Point to the pencil and name it (pencil), make sure she repeats it.

Point to the plate and name it. Make sure she repeats it. (-demonstrate where necessary-)

Say.. "pick up pencil" (don't pick up her pencil for her,pick up yours, let her work it out) and repeat until she connects. If you are doing it with empathy she will get it about 2 shots.

Say.. "put in plate" (or dish or bowl, whatever you would call it every day).

Do this several times.

The next day do it again.

If she does it first time, change it slightly.

Example 2.

Say.. "pick up pencil. Put next to plate"

Use the same methods I have described above.

Example 3.

Point to the remote control.

Name it, get her to repeat it.

Say.. "Pick up remote, put in plate"

"Pick up pencil, put in plate"

(Notice that you are revising a previous lesson, very important)

"pick up remote, put next to plate"

"pick up pencil, put next to plate"

Do this several times and the next day review it.

Every time she achieves something, clap and cheer.

If she doesn't get something after the first few times, she's not the problem, her teacher is. So don't be nasty. Clap and cheer. She needn't say long sentences right away, that'll come with confidence.

After a few short days she will learn to modify these sentences and adapt them to other things.

"pick up spoon"

"put in drawer"

"put on table"

"set the table"

"lets set the table"

"lets set the table together"

etc. etc. Don't forget revision.

If she becomes disinterested, do something else and come back to it later (it's not a problem).

Through doing this you may learn Thai if you don't already speak it. (you may hear her say things like "sai" when you "put in" and "bon" when you "put on"). If you do speak Thai, don't while you are teaching her. Otherwise she will develop a bad habit of translating everything as people speak to her.

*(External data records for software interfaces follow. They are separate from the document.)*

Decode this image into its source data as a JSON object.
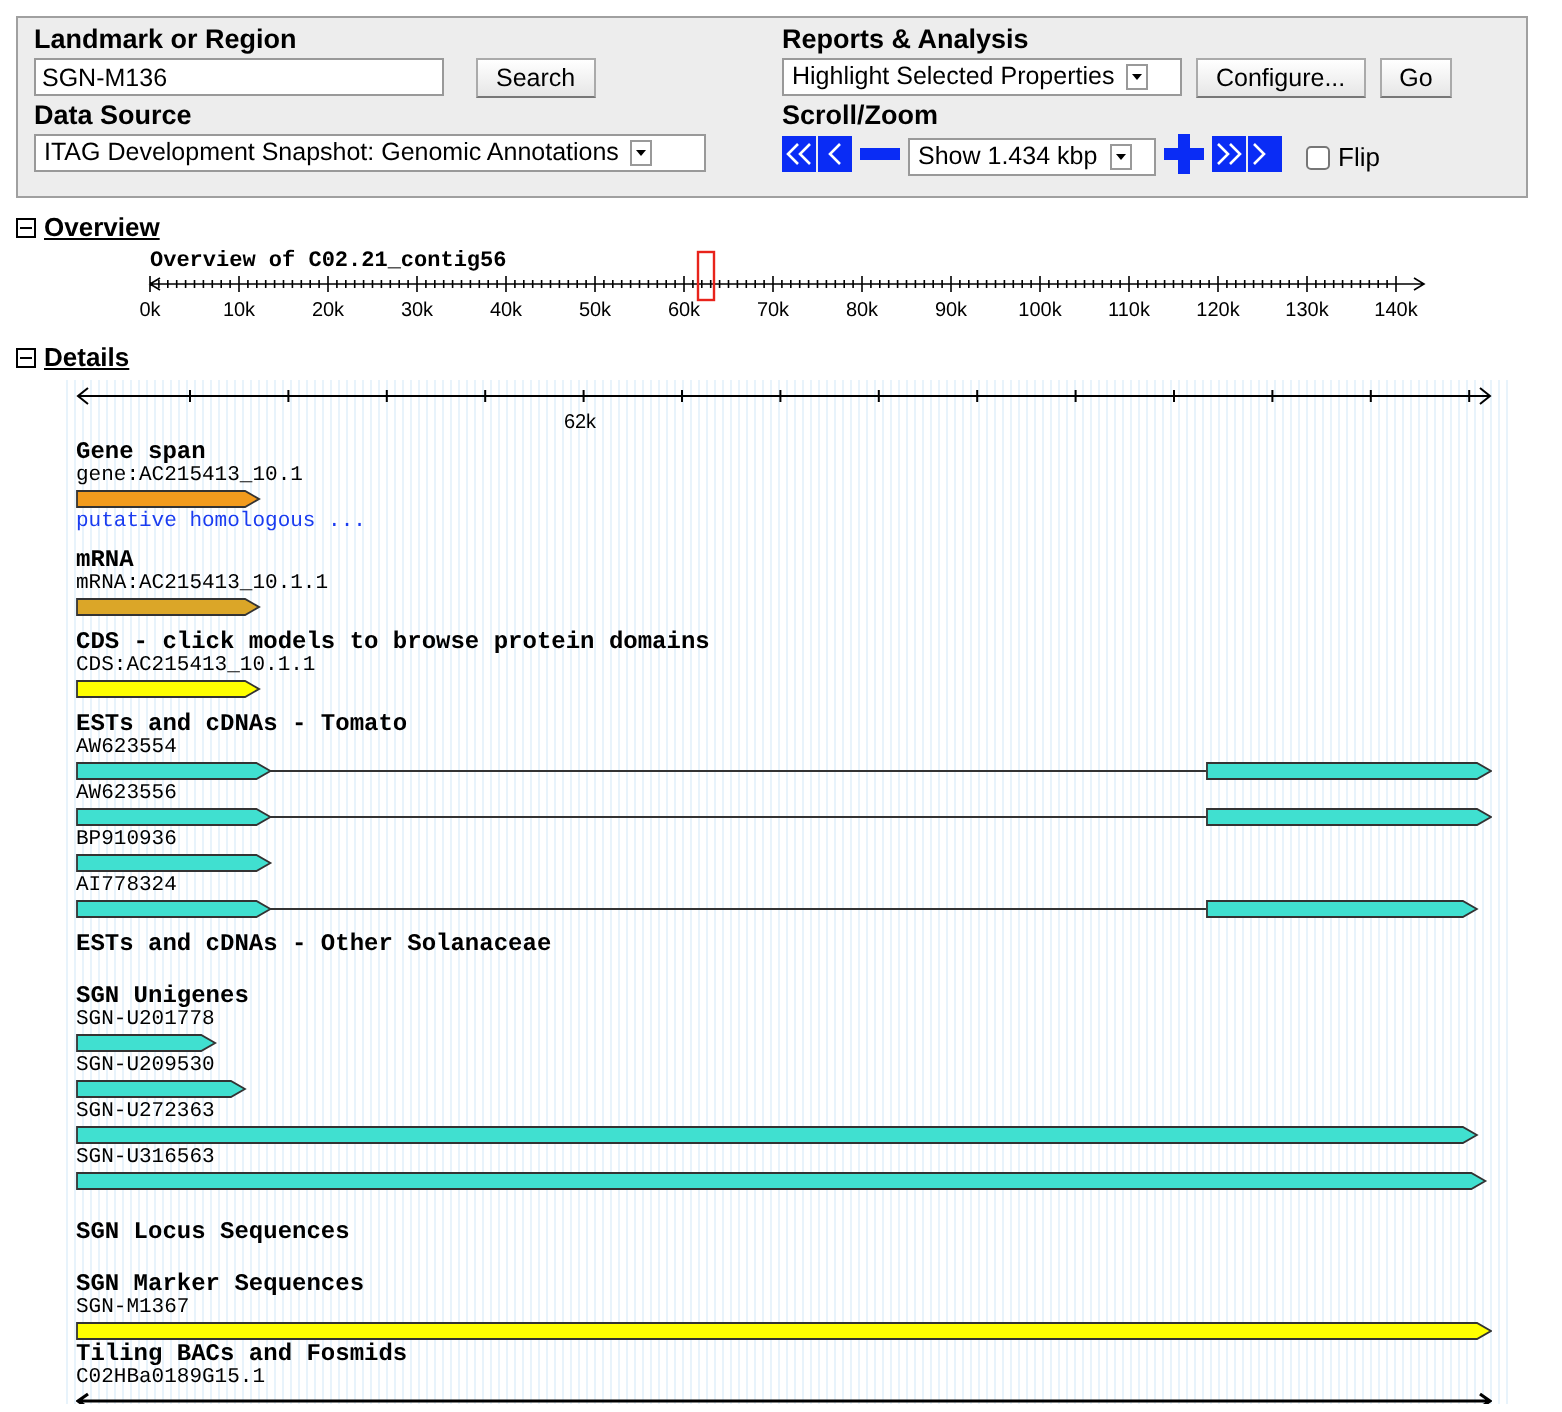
{
  "search": {
    "label": "Landmark or Region",
    "value": "SGN-M136",
    "button": "Search"
  },
  "data_source": {
    "label": "Data Source",
    "value": "ITAG Development Snapshot: Genomic Annotations"
  },
  "reports": {
    "label": "Reports & Analysis",
    "value": "Highlight Selected Properties",
    "buttons": [
      "Configure...",
      "Go"
    ]
  },
  "scroll_zoom": {
    "label": "Scroll/Zoom",
    "value": "Show 1.434 kbp",
    "flip": {
      "label": "Flip",
      "checked": false
    }
  },
  "overview": {
    "title": "Overview",
    "expanded": true,
    "ruler_title": "Overview of C02.21_contig56",
    "ticks": [
      "0k",
      "10k",
      "20k",
      "30k",
      "40k",
      "50k",
      "60k",
      "70k",
      "80k",
      "90k",
      "100k",
      "110k",
      "120k",
      "130k",
      "140k"
    ]
  },
  "details": {
    "title": "Details",
    "expanded": true,
    "ruler_ticks": [
      "62k"
    ],
    "tracks": [
      {
        "title": "Gene span",
        "features": [
          {
            "label": "gene:AC215413_10.1",
            "kind": "arrow",
            "color": "#f29b1d",
            "note": "putative homologous ..."
          }
        ]
      },
      {
        "title": "mRNA",
        "features": [
          {
            "label": "mRNA:AC215413_10.1.1",
            "kind": "arrow",
            "color": "#dba628"
          }
        ]
      },
      {
        "title": "CDS - click models to browse protein domains",
        "features": [
          {
            "label": "CDS:AC215413_10.1.1",
            "kind": "arrow",
            "color": "#ffff00"
          }
        ]
      },
      {
        "title": "ESTs and cDNAs - Tomato",
        "features": [
          {
            "label": "AW623554",
            "kind": "split",
            "color": "#40e0d0"
          },
          {
            "label": "AW623556",
            "kind": "split",
            "color": "#40e0d0"
          },
          {
            "label": "BP910936",
            "kind": "arrow",
            "color": "#40e0d0"
          },
          {
            "label": "AI778324",
            "kind": "split",
            "color": "#40e0d0"
          }
        ]
      },
      {
        "title": "ESTs and cDNAs - Other Solanaceae"
      },
      {
        "title": "SGN Unigenes",
        "features": [
          {
            "label": "SGN-U201778",
            "kind": "arrow",
            "color": "#40e0d0"
          },
          {
            "label": "SGN-U209530",
            "kind": "arrow",
            "color": "#40e0d0"
          },
          {
            "label": "SGN-U272363",
            "kind": "arrow",
            "color": "#40e0d0"
          },
          {
            "label": "SGN-U316563",
            "kind": "arrow",
            "color": "#40e0d0"
          }
        ]
      },
      {
        "title": "SGN Locus Sequences"
      },
      {
        "title": "SGN Marker Sequences",
        "features": [
          {
            "label": "SGN-M1367",
            "kind": "arrow",
            "color": "#ffff00"
          }
        ]
      },
      {
        "title": "Tiling BACs and Fosmids",
        "features": [
          {
            "label": "C02HBa0189G15.1",
            "kind": "line",
            "color": "#000000"
          }
        ]
      }
    ]
  }
}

Once she starts talking, she will understand words when other people speak. Eventually teaching herself.

A long road but, you're the man for the job.

That is of course, if you are gentle, caring and very, very calm.

Best of luck to you...... Paul.

p.s. This is a method I have used with kids and adults that can't speak english and it works. I have got very small children (kindergarten) to draw several geometric shapes and label them in english, using the shapes to create pictures of cats, dogs, elephants etc. and label those too, all in 45 minutes. It's based on my tefl teacher's demonstration with a group of adults.